En cette fin d’année 2009, ces situations dramatiques concernent, a minima, 10.000 salariés et 60.000 personnes aidées, pour une centaine de structures.

Pour l’année 2010, les premières indications recueillies sur les budgets montrent que la situation deviendra explosive, le nombre de structures concernées pourrait être de l’ordre de 300 à 400.

2- Le système de financement de l’aide et des soins à domicile est aujourd’hui à bout de souffle, tant du point de vue du financement des prestations que du point de vue de la tarification des structures

Ces difficultés concernent l’APA (en particulier l’élaboration des plans d’aide, leur valorisation, la durée des interventions, la liberté de choix du mode d’intervention), la PCH (avec la non prise en compte des activités domestiques et de l’aide à la parentalité), la prestation « d’aide ménagère » à domicile gérée par les caisses de retraite (et leur tarif unique, présenté comme un taux de participation mais qui est aussi un plafond), l’aide à domicile auprès des familles (la modification des critères d’intervention s’est traduite involontairement par une chute du volume d’intervention, certaines CAF sous-tarifient les services, des projets ayant fait l’objet d’un accord de principe ne sont pas financés).

Concernant les SSIAD, les éléments présentés de réforme de la tarification suscitent de grandes inquiétudes.

La réglementation définit la tarification de ces prestations et le « droit de tirage » des bénéficiaires.

D’autres textes précisent la tarification des structures ou encadrent l’évolution des tarifs.
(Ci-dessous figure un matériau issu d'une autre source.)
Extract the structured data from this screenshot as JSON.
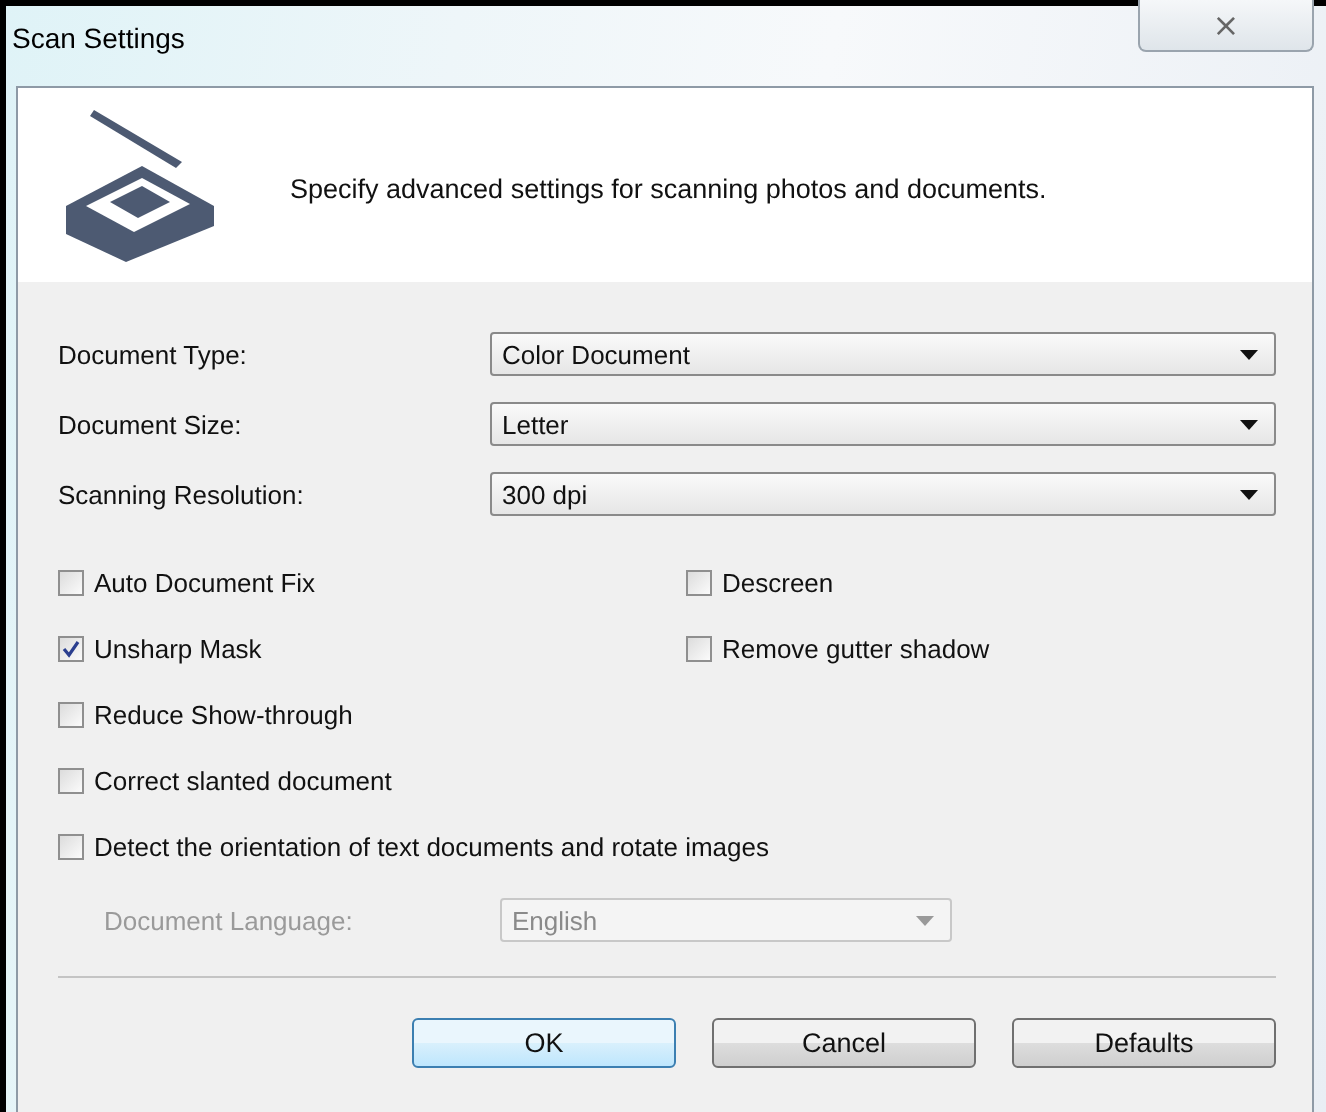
{
  "window": {
    "title": "Scan Settings",
    "close_label": "⨯"
  },
  "header": {
    "description": "Specify advanced settings for scanning photos and documents."
  },
  "selects": [
    {
      "label": "Document Type:",
      "value": "Color Document"
    },
    {
      "label": "Document Size:",
      "value": "Letter"
    },
    {
      "label": "Scanning Resolution:",
      "value": "300 dpi"
    }
  ],
  "option_rows": [
    [
      {
        "label": "Auto Document Fix",
        "checked": false
      },
      {
        "label": "Descreen",
        "checked": false
      }
    ],
    [
      {
        "label": "Unsharp Mask",
        "checked": true
      },
      {
        "label": "Remove gutter shadow",
        "checked": false
      }
    ],
    [
      {
        "label": "Reduce Show-through",
        "checked": false
      }
    ],
    [
      {
        "label": "Correct slanted document",
        "checked": false
      }
    ],
    [
      {
        "label": "Detect the orientation of text documents and rotate images",
        "checked": false
      }
    ]
  ],
  "language": {
    "label": "Document Language:",
    "value": "English",
    "disabled": true
  },
  "buttons": [
    {
      "label": "OK",
      "default": true
    },
    {
      "label": "Cancel",
      "default": false
    },
    {
      "label": "Defaults",
      "default": false
    }
  ]
}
Mais aucune disposition réglementaire n’organise une articulation entre ces différents éléments.

En conséquence, chaque département, chaque caf, définit son propre système d’ensemble, sans que les pouvoirs publics nationaux ne jouent le moindre rôle de régulation, générant une inéquité territoriale pour les personnes aidées. Or les Conseils généraux sont confrontés à l’explosion de leurs budgets sociaux (APA, PCH, RSA,…) et estiment ne pas recevoir de l’Etat les compensations attendues.

Cela contraint certains financeurs à des stratégies qui, en créant un effet-ciseau, s’avèrent dévastatrices.
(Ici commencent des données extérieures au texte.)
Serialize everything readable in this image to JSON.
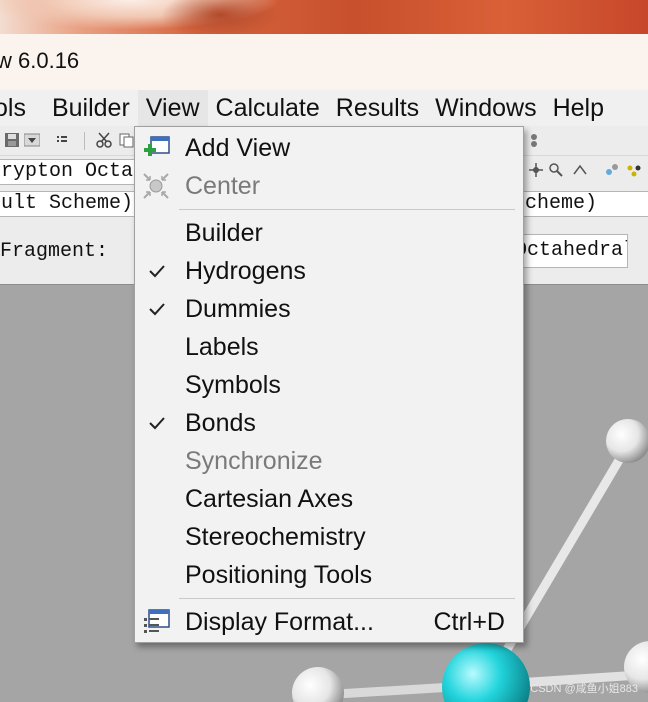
{
  "window": {
    "title": "w 6.0.16"
  },
  "menubar": {
    "items": [
      {
        "label": "ols"
      },
      {
        "label": "Builder"
      },
      {
        "label": "View"
      },
      {
        "label": "Calculate"
      },
      {
        "label": "Results"
      },
      {
        "label": "Windows"
      },
      {
        "label": "Help"
      }
    ]
  },
  "toolbar": {
    "element_field": "rypton Octal",
    "element_field_right": "Octahedral",
    "scheme_field_left": "ult Scheme)",
    "scheme_field_right": "cheme)",
    "fragment_label": "Fragment:",
    "fragment_value": "Octahedral",
    "icons": [
      "save-icon",
      "dropdown-arrow-icon",
      "list-icon",
      "cut-icon",
      "copy-icon"
    ]
  },
  "view_menu": {
    "items": [
      {
        "label": "Add View",
        "icon": "add-view-icon",
        "enabled": true,
        "checked": false
      },
      {
        "label": "Center",
        "icon": "center-icon",
        "enabled": false,
        "checked": false
      },
      {
        "label": "Builder",
        "enabled": true,
        "checked": false
      },
      {
        "label": "Hydrogens",
        "enabled": true,
        "checked": true
      },
      {
        "label": "Dummies",
        "enabled": true,
        "checked": true
      },
      {
        "label": "Labels",
        "enabled": true,
        "checked": false
      },
      {
        "label": "Symbols",
        "enabled": true,
        "checked": false
      },
      {
        "label": "Bonds",
        "enabled": true,
        "checked": true
      },
      {
        "label": "Synchronize",
        "enabled": false,
        "checked": false
      },
      {
        "label": "Cartesian Axes",
        "enabled": true,
        "checked": false
      },
      {
        "label": "Stereochemistry",
        "enabled": true,
        "checked": false
      },
      {
        "label": "Positioning Tools",
        "enabled": true,
        "checked": false
      },
      {
        "label": "Display Format...",
        "icon": "display-format-icon",
        "shortcut": "Ctrl+D",
        "enabled": true,
        "checked": false
      }
    ]
  },
  "viewport": {
    "background": "#a5a5a5",
    "central_atom_color": "#1fd0d8",
    "atom_color": "#f2f2f2"
  },
  "watermark": "CSDN @咸鱼小姐883"
}
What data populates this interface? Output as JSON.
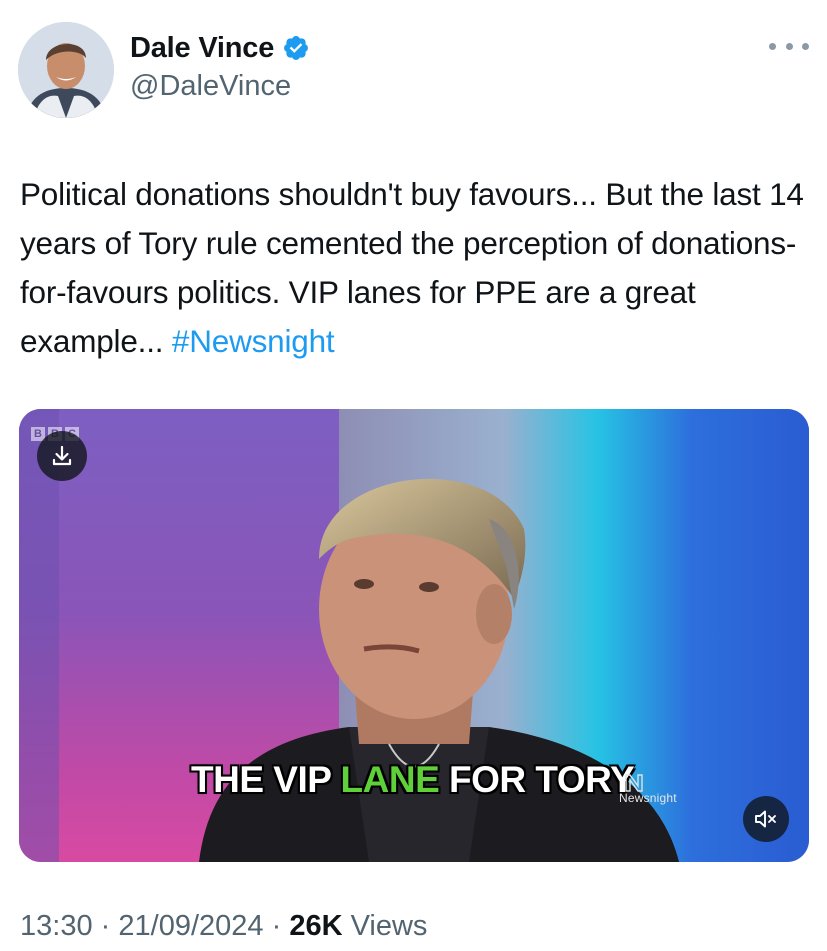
{
  "author": {
    "display_name": "Dale Vince",
    "handle": "@DaleVince",
    "verified": true,
    "avatar_icon": "avatar-photo",
    "more_icon": "more-options-icon"
  },
  "tweet": {
    "text": "Political donations shouldn't buy favours... But the last 14 years of Tory rule cemented the perception of donations-for-favours politics. VIP lanes for PPE are a great example...",
    "hashtag": "#Newsnight"
  },
  "media": {
    "type": "video",
    "bbc_letters": [
      "B",
      "B",
      "C"
    ],
    "caption_before": "THE VIP ",
    "caption_highlight": "LANE",
    "caption_after": " FOR TORY",
    "watermark": "Newsnight",
    "download_icon": "download-icon",
    "mute_icon": "muted-speaker-icon"
  },
  "footer": {
    "time": "13:30",
    "separator": "·",
    "date": "21/09/2024",
    "views_count": "26K",
    "views_label": "Views"
  },
  "colors": {
    "hashtag": "#1d9bf0",
    "verified": "#1d9bf0",
    "caption_highlight": "#5fd03a",
    "text_primary": "#0f1419",
    "text_secondary": "#536471"
  }
}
Pour les personnes ou les familles aidées :

Diminution des durées d’intervention à domicile, visant à limiter les plans d’aide ou les plans personnalisés de compensation, mettant les structures et les intervenants dans des situations humainement difficiles.

– Dans certains cas, incitation à recourir aux prestations jugées les moins chères, y compris pour les personnes les plus dépendantes ou les plus isolées, du fait du plafonnement des plans d’aide ou bien en vue de solvabiliser un maximum d’heures de présence : alors que le choix initial des personnes se portent sur un service prestataire, elles se voient obligées de recourir à l’emploi direct.

Pour les structures et pour leurs salariés :

Remise en cause des efforts de qualification menés depuis 10 ans dans le secteur, voire demande de diminuer le nombre d’emplois qualifiés.

Remise en cause de la politique salariale, malgré le fait que les accords applicables soient agréés par le ministre chargé des affaires sociales après avis de la CNA.

Parfois même, tarification ne tenant pas compte des coûts minima de fonctionnement, voire refus de tarifer les structures autorisées.

La tarification des structures s’avère aujourd’hui totalement décorrélée des besoins des personnes et du contenu des prestations. Fonctionnant souvent sur un tarif moyen ne reflétant pas la diversité et les spécificités des prises en charge, résultant d’une évaluation des besoins souvent incomplète, elle constitue une sorte de « boîte noire » qui pénalise les personnes aidées comme les services.

A cette confusion réglementaire s’ajoutent des phénomènes de distorsion de concurrence, entre les modes d’intervention , entre les différents types de contrôle (autorisation, agrément qualité, agrément simple) et entre les structures soumises à déclaration et contrôle.

Le risque est de voir certaines structures envisager d’abandonner les prises en charges les plus onéreuses (populations les plus dépendantes, isolées, moins accessibles) et donc à ne plus assumer les missions d’intérêt général et d’aménagement du territoire qu’elles assurent de fait depuis de nombreuses années.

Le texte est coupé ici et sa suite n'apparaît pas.